In any field there are often "misconceptions" or "myths" that are perpetuated and passed on to the next generation. These myths are often driven by a lack of understanding by practitioners of the real issues. And these myths can change as time moves on. Originally, seven years ago, in a "Column Watch" installment (1), the 10 most popular myths of the time around high performance liquid chromatography (HPLC) column technology were demystified by discussing the issues at hand. Because HPLC is approaching its 50th year, many column myths have already been passed down to two generations of liquid chromatographers. Recently, ultrahigh-pressure liquid chromatography (UHPLC) has come into its own and a new set of myths are arising. The purpose of this installment of "Column Watch" is to revisit and update readers on the most popular column myths of today and try to dispel some of these myths before they get perpetuated. This column is an adaptation of an oral presentation at HPLC 2013 in Amsterdam, The Netherlands (2). In keeping with the "countdown theme," I will start with number 10 and work my way to the top myth.

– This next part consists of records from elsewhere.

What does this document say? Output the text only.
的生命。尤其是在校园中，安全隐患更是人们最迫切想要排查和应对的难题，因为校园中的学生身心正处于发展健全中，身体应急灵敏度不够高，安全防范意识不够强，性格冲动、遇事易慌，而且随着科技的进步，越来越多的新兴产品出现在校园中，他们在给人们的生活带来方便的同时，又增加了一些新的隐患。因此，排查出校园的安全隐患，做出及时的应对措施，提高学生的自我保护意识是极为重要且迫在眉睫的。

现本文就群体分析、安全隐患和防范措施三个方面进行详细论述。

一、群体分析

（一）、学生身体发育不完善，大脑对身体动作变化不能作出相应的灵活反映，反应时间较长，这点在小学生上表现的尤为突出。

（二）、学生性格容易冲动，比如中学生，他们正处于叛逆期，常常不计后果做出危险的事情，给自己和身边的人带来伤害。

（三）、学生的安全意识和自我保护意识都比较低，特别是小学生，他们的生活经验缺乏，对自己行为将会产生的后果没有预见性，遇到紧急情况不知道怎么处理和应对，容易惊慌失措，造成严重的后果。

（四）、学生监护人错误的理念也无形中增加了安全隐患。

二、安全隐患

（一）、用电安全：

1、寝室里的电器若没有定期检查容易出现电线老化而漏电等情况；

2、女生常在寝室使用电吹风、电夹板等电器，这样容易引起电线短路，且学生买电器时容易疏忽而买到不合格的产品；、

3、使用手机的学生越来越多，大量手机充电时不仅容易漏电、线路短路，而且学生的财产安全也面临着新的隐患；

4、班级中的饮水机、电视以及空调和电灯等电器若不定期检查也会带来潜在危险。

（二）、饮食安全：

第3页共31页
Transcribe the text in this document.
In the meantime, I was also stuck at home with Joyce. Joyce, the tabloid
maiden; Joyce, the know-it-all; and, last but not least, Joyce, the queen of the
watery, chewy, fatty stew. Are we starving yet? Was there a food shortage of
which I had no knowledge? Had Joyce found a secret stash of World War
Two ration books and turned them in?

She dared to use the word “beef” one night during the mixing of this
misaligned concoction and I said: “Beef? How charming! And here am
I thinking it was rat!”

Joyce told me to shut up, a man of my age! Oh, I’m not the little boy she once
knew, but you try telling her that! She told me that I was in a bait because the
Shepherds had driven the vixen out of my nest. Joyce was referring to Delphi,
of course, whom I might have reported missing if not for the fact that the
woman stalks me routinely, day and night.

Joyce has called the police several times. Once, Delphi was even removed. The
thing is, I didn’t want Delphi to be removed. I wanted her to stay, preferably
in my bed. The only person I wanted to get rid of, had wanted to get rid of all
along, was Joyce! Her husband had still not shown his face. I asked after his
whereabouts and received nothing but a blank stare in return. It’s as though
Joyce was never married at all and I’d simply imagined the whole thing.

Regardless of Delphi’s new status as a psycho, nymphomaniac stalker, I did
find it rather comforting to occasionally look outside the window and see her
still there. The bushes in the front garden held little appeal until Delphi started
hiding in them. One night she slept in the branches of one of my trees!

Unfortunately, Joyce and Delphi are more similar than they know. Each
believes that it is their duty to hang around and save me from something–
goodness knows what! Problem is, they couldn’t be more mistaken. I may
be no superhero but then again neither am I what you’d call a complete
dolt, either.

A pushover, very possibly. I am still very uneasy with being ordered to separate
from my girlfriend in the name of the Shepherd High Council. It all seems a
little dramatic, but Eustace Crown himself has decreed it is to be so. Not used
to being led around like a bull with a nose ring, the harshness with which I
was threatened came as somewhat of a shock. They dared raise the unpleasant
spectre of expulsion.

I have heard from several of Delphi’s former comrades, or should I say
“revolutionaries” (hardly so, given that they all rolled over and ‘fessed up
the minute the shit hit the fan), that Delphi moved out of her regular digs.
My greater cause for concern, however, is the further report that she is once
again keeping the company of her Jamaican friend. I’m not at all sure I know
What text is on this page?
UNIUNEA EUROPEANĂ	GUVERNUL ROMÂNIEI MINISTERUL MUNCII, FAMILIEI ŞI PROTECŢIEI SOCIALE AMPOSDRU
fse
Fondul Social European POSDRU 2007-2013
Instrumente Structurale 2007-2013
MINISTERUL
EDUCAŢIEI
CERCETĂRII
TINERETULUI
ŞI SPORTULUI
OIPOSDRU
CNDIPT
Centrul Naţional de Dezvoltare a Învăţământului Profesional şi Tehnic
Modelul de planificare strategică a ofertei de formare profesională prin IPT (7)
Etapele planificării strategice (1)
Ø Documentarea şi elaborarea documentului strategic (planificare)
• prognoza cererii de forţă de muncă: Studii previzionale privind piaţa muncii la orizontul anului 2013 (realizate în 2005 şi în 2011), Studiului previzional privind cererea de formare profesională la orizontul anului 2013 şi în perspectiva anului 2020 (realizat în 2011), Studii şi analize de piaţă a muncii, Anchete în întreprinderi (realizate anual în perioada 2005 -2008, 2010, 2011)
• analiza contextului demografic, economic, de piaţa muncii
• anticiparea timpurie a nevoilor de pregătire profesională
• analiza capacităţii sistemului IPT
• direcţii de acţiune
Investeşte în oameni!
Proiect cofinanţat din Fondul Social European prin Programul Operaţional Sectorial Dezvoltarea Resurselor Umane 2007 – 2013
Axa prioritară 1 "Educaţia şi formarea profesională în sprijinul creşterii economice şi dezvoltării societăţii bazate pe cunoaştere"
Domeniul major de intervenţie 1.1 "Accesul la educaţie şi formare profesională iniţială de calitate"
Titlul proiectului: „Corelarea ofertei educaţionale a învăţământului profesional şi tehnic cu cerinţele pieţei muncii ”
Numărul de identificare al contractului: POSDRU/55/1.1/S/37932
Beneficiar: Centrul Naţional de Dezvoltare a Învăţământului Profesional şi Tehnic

Myth 10: Air Will Kill an HPLC Column
False: HPLC and UHPLC columns are shipped with plugs of either stainless steel or polymeric construction installed at both end. Users are told that a column should always be capped tightly after the column is disconnected from the instrument. The thought is that large amounts of air can get inside the column, perhaps damaging the packing material, causing bubbles in the detector flow cell when installed into the HPLC system in the future, and maybe disrupting the packed-bed morphology. First, one should realize that the tiny hole in the endfitting is less than 0.02 in. in diameter and thus has an extremely small cross-sectional area. If left open the small amount of air that diffuses into the column could hardly cause irreparable damage. Depending on the volatility of the solvent used to store the column, there could be some evaporation near the end of the column. But large quantities of air would have a hard time diffusing through the microparticles in the packed bed seeing that we need thousands of pounds per square inch of pressure to push liquid mobile phases through these micrometer-sized particles. The small amount of air that could conceivably enter into the ends of the column would be immediately dissolved once the system was pressurized or, at least be flushed out in the initial pressurization in a short time and should not cause any problems with the chromatography later on. However, if you would feel more secure by capping the endfittings by all means do so.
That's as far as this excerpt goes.